Toda a narrativa conta as ininterruptas emboscadas desse Dom Rufia empobrecido, mas proprietário de uma agilidade e de uma sofisticação implacáveis para contaminar o destino inexorável da sua baixa condição socioeconómica. Sem o domínio de uma única letra do abecedário, mas com a astúcia de um polvo, imiscui-se no seio da urbanidade rural dos lugares por onde passa, com o obscurantismo da época a seu favor. De Fernão Baixo para Beja, do Alvito para Moura, de Viana do Alentejo para Almodôvar, Dom Rufia percorre desalmadamente os lugares da interioridade do início do século XX.

Logo enrola com as suas palavras embriagantes (e, pelos vistos, convincentes) várias mulheres endinheiradas aqui, ali e acolá, um pouco por todo o Alentejo. Na sua variedade de idades, belezas e contornos físicos, vão alterando na proveniência alentejana. A todas mente e para cada uma constrói uma pele diferente. Uma nova roupagem. Tão depressa se apresenta como prestigiado vendedor de ouro, médico, advogado ou futuro «Ministro de Portugal em Paris, Londres ou Sampetersburgo». Todavia, é à mulher mais pobre que encontra, uma vendedora de patos com aspirações a libertar-se da ditadura de uma paternidade asfixiante, que Dom Rufia confere todas as verdades da sua alma.

No final, todas elas surgem no velório, evidenciando-se para além dos aglomerados de flores e de um «sapal de lágrimas», completando a imagem de uma infinidade de viúvas a perder da mais apurada vista e realçando que o seu querido amor tinha «fé na probabilidade das apostas múltiplas». Antes de morrer, curiosamente, e apesar de toda a apetência para a mentira, Dom Rufia padece de sofrimento árduo e «divisões na alma», «um mal de não ser ele próprio durante muito tempo». Ao ponto de lhe surgir «uma vontade de ter os pés nas memórias de infância» (…) «mais forte do que todas as carências de amor».

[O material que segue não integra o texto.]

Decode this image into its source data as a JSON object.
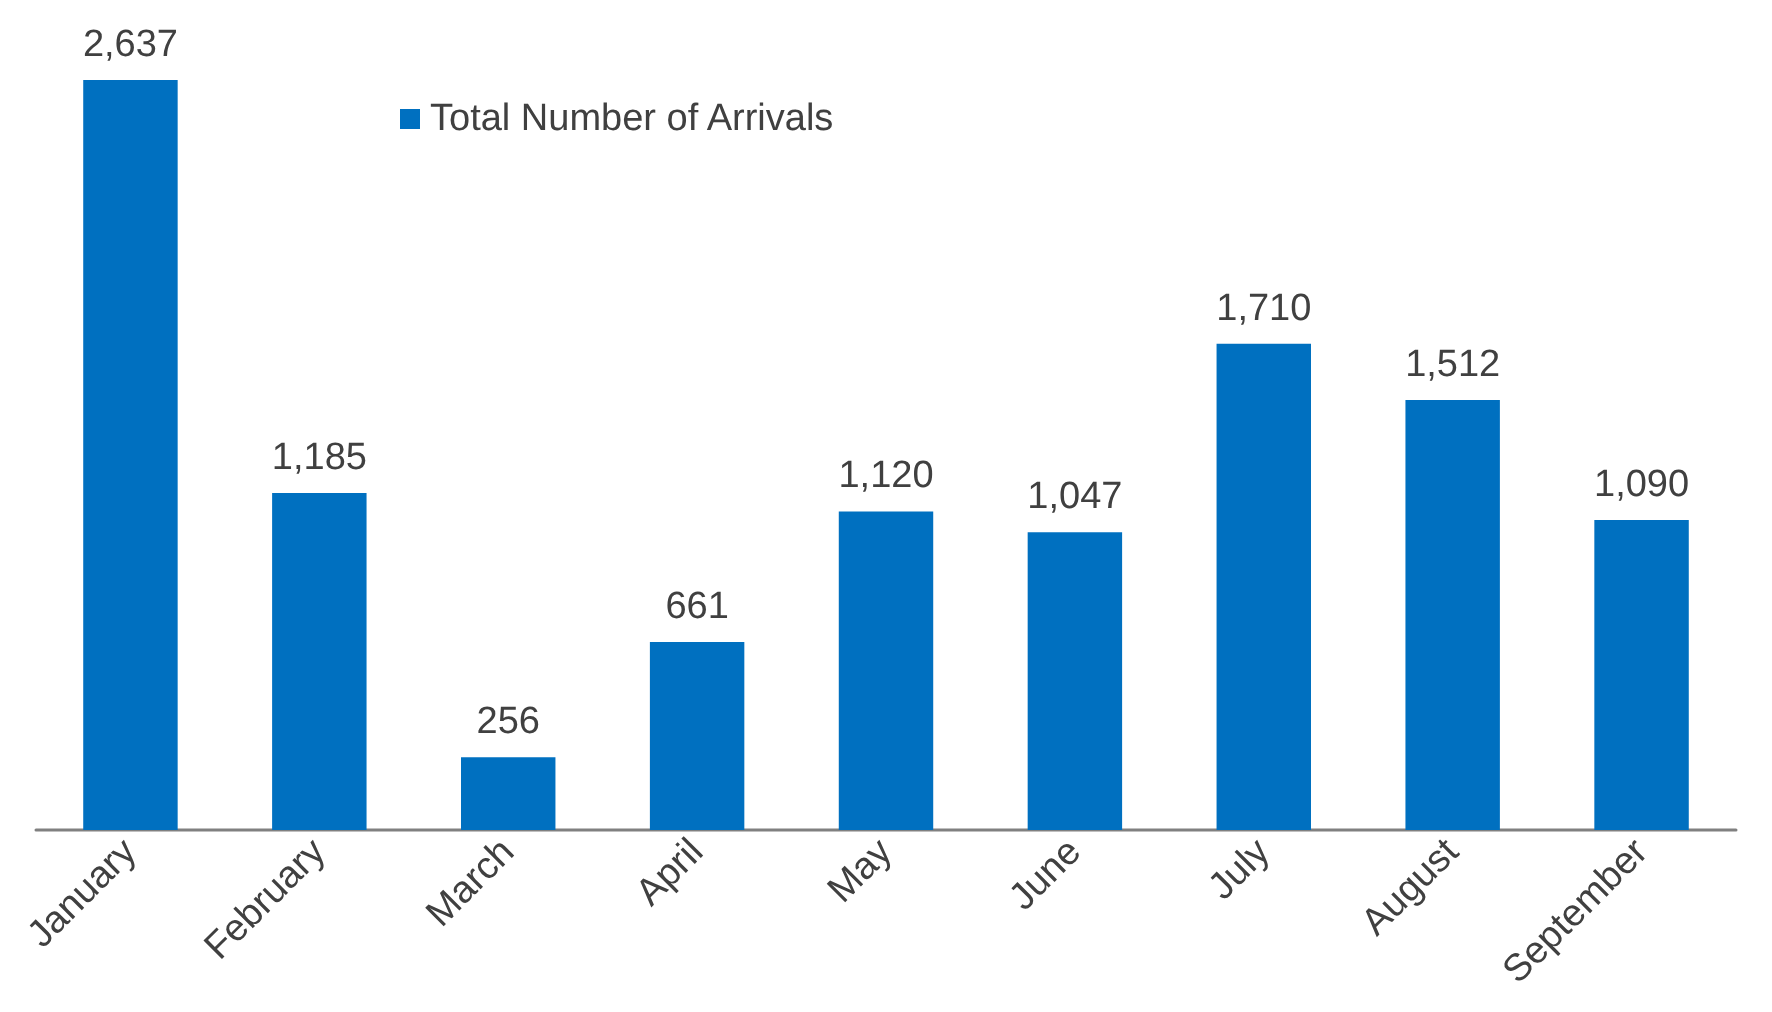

Sobressai, ainda, neste livro As Viúvas de Dom Rufia, uma personagem deliciosa que soa a consciência ou espécie de voz latente da verdade: Juan de los Fenómenos. Um velho chileno que, entre um «silêncio amplificado» e um «castelhano baloiçado», tem por vocação intrínseca uma capacidade rara de observação da complexidade humana, valendo-se dela para identificar e registar raros fenómenos dos homens que pelas várias terriolas do Alentejo iam ocorrendo inacreditavelmente. É este Juan de los Fenómenos, por sinal, que se dá conta da aparente ubiquidade de Dom Rufia, que tão depressa estava num lugar, como noutro, com postura adaptada a cada uma das diferentes figuras que intermitentemente encarnava.

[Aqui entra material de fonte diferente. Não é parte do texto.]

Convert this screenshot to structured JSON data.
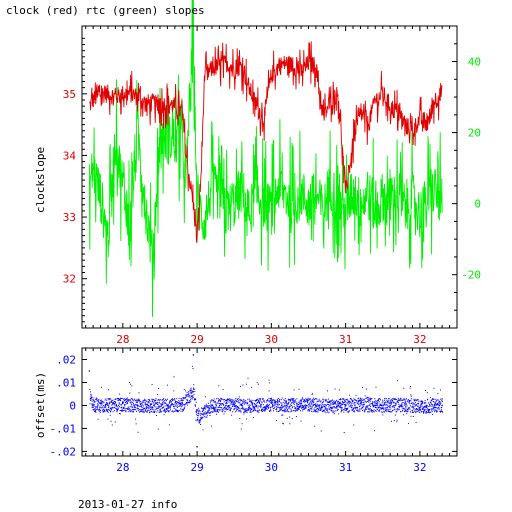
{
  "page": {
    "title": "clock (red) rtc (green) slopes",
    "footer": "2013-01-27 info"
  },
  "colors": {
    "clock": "#e00000",
    "rtc": "#00ee00",
    "offset": "#0000ff",
    "axis": "#000000"
  },
  "chart_data": [
    {
      "type": "line",
      "title": "clock (red) rtc (green) slopes",
      "ylabel": "clockslope",
      "y2label": "",
      "xlim": [
        27.45,
        32.5
      ],
      "ylim": [
        31.2,
        36.1
      ],
      "y2lim": [
        -35,
        50
      ],
      "x_ticks": [
        28,
        29,
        30,
        31,
        32
      ],
      "y_ticks": [
        32,
        33,
        34,
        35
      ],
      "y2_ticks": [
        -20,
        0,
        20,
        40
      ],
      "x_tick_color": "red",
      "series": [
        {
          "name": "clock",
          "axis": "left",
          "color": "#e00000",
          "x": [
            27.55,
            27.6,
            27.7,
            27.8,
            27.9,
            28.0,
            28.1,
            28.2,
            28.3,
            28.4,
            28.5,
            28.6,
            28.7,
            28.8,
            28.85,
            28.9,
            28.95,
            29.0,
            29.05,
            29.1,
            29.2,
            29.3,
            29.4,
            29.5,
            29.6,
            29.7,
            29.8,
            29.9,
            30.0,
            30.1,
            30.2,
            30.3,
            30.4,
            30.5,
            30.6,
            30.7,
            30.8,
            30.9,
            31.0,
            31.1,
            31.2,
            31.3,
            31.4,
            31.5,
            31.6,
            31.7,
            31.8,
            31.9,
            32.0,
            32.1,
            32.2,
            32.3
          ],
          "y": [
            34.8,
            34.9,
            35.0,
            35.0,
            34.95,
            35.0,
            35.0,
            34.95,
            34.85,
            34.85,
            34.8,
            34.85,
            34.8,
            34.7,
            34.0,
            33.6,
            33.2,
            32.6,
            33.6,
            35.3,
            35.4,
            35.45,
            35.5,
            35.4,
            35.45,
            35.1,
            34.8,
            34.6,
            35.3,
            35.45,
            35.5,
            35.45,
            35.35,
            35.5,
            35.45,
            34.6,
            34.9,
            35.0,
            33.4,
            34.2,
            34.7,
            34.5,
            34.9,
            35.0,
            34.8,
            34.7,
            34.5,
            34.4,
            34.6,
            34.5,
            34.9,
            35.0
          ]
        },
        {
          "name": "rtc",
          "axis": "right",
          "color": "#00ee00",
          "x": [
            27.55,
            27.6,
            27.7,
            27.8,
            27.9,
            28.0,
            28.1,
            28.2,
            28.3,
            28.4,
            28.5,
            28.6,
            28.7,
            28.8,
            28.85,
            28.9,
            28.95,
            29.0,
            29.1,
            29.2,
            29.3,
            29.4,
            29.5,
            29.6,
            29.7,
            29.8,
            29.9,
            30.0,
            30.1,
            30.2,
            30.3,
            30.4,
            30.5,
            30.6,
            30.7,
            30.8,
            30.9,
            31.0,
            31.1,
            31.2,
            31.3,
            31.4,
            31.5,
            31.6,
            31.7,
            31.8,
            31.9,
            32.0,
            32.1,
            32.2,
            32.3
          ],
          "y": [
            5,
            10,
            2,
            -10,
            18,
            5,
            -5,
            20,
            0,
            -15,
            20,
            18,
            18,
            17,
            5,
            30,
            45,
            0,
            -5,
            5,
            2,
            -2,
            0,
            4,
            -3,
            3,
            0,
            -2,
            5,
            2,
            -1,
            3,
            0,
            2,
            -2,
            5,
            0,
            -3,
            4,
            0,
            3,
            -2,
            2,
            0,
            3,
            -1,
            2,
            -3,
            1,
            4,
            0
          ]
        }
      ]
    },
    {
      "type": "scatter",
      "title": "",
      "ylabel": "offset(ms)",
      "xlim": [
        27.45,
        32.5
      ],
      "ylim": [
        -0.022,
        0.025
      ],
      "x_ticks": [
        28,
        29,
        30,
        31,
        32
      ],
      "y_ticks": [
        -0.02,
        -0.01,
        0,
        0.01,
        0.02
      ],
      "series": [
        {
          "name": "offset",
          "color": "#0000ff",
          "x": [
            27.55,
            27.6,
            27.8,
            28.0,
            28.2,
            28.4,
            28.6,
            28.8,
            28.95,
            29.0,
            29.2,
            29.4,
            29.6,
            29.8,
            30.0,
            30.2,
            30.4,
            30.6,
            30.8,
            31.0,
            31.2,
            31.4,
            31.6,
            31.8,
            32.0,
            32.2,
            32.3
          ],
          "y": [
            0.015,
            0.0,
            0.0,
            0.001,
            0.0,
            -0.001,
            0.0,
            0.001,
            0.022,
            -0.018,
            0.0,
            0.001,
            0.0,
            0.0,
            0.001,
            0.0,
            0.002,
            0.0,
            -0.001,
            0.0,
            0.001,
            0.0,
            0.0,
            0.001,
            -0.002,
            0.0,
            0.0
          ]
        }
      ]
    }
  ]
}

Junta-se aos personagens mais emblemáticos Homero Dente d’Alho, «o único a quem o sobrinho [Dom Rufia] confiara planos de imaginações e segredos de acontecimentos pouco morais». O mesmo que ficou incumbido de enviar a todas as amantes do protagonista uma carta a anunciar a sua falsa morte… que, afinal, se tornou real. Um ajuste de contas com as autoridades havia Homero Dente d’Alho de fazer por tal feito tão descabido e despropositado. Mesmo não aceitando todas as manigâncias de Dom Rufia, o seu tio faz neste romance de companheiro fiel e irredutível. O maior dos confidentes.

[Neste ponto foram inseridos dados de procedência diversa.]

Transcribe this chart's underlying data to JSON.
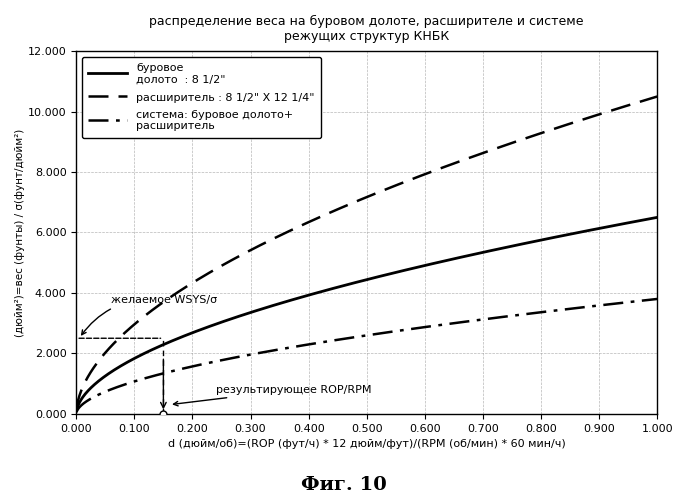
{
  "title_line1": "распределение веса на буровом долоте, расширителе и системе",
  "title_line2": "режущих структур КНБК",
  "xlabel": "d (дюйм/об)=(ROP (фут/ч) * 12 дюйм/фут)/(RPM (об/мин) * 60 мин/ч)",
  "ylabel": "(дюйм²)=вес (фунты) / σ(фунт/дюйм²)",
  "figcaption": "Фиг. 10",
  "xlim": [
    0.0,
    1.0
  ],
  "ylim": [
    0.0,
    12000
  ],
  "xticks": [
    0.0,
    0.1,
    0.2,
    0.3,
    0.4,
    0.5,
    0.6,
    0.7,
    0.8,
    0.9,
    1.0
  ],
  "yticks": [
    0,
    2000,
    4000,
    6000,
    8000,
    10000,
    12000
  ],
  "ytick_labels": [
    "0.000",
    "2.000",
    "4.000",
    "6.000",
    "8.000",
    "10.000",
    "12.000"
  ],
  "xtick_labels": [
    "0.000",
    "0.100",
    "0.200",
    "0.300",
    "0.400",
    "0.500",
    "0.600",
    "0.700",
    "0.800",
    "0.900",
    "1.000"
  ],
  "legend_label1": "буровое\nдолото  : 8 1/2\"",
  "legend_label2": "расширитель : 8 1/2\" X 12 1/4\"",
  "legend_label3": "система: буровое долото+\nрасширитель",
  "curve_bit_coeff": 6500,
  "curve_bit_power": 0.55,
  "curve_reamer_coeff": 10500,
  "curve_reamer_power": 0.55,
  "curve_system_coeff": 3800,
  "curve_system_power": 0.55,
  "annotation_wsys_text": "желаемое WSYS/σ",
  "annotation_rop_text": "результирующее ROP/RPM",
  "h_line_y": 2500,
  "v_line_x": 0.15,
  "background_color": "#ffffff",
  "grid_color": "#999999"
}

Classificam este livro a qualidade imagética (mais apreciada ainda por quem conhece, como eu, todos os lugares do Alentejo abordados), a criatividade prodigiosa, o equilíbrio entre o estilo linguístico cuidado e a distância vocabular de quem multiplica vocábulos, a agilidade de transportar a narrativa de uma história para a outra e da outra para a outra, fazendo do nada surgir personagens sempre novas a justificar presença no cenário basilar do enredo, o velório. Expressões a fazer esquecer os lugares comuns das letras, sabedoria e mundo a lembrar uma geografia descentralizada e diferente da de todos os dias. Uma radiografia das diferenças, das aspirações, das possibilidades e dos obstáculos. Também da loucura. Do amor. Da morte. Como, grosso modo, toda a boa literatura tem, com traços análogos aos da vida como ela é.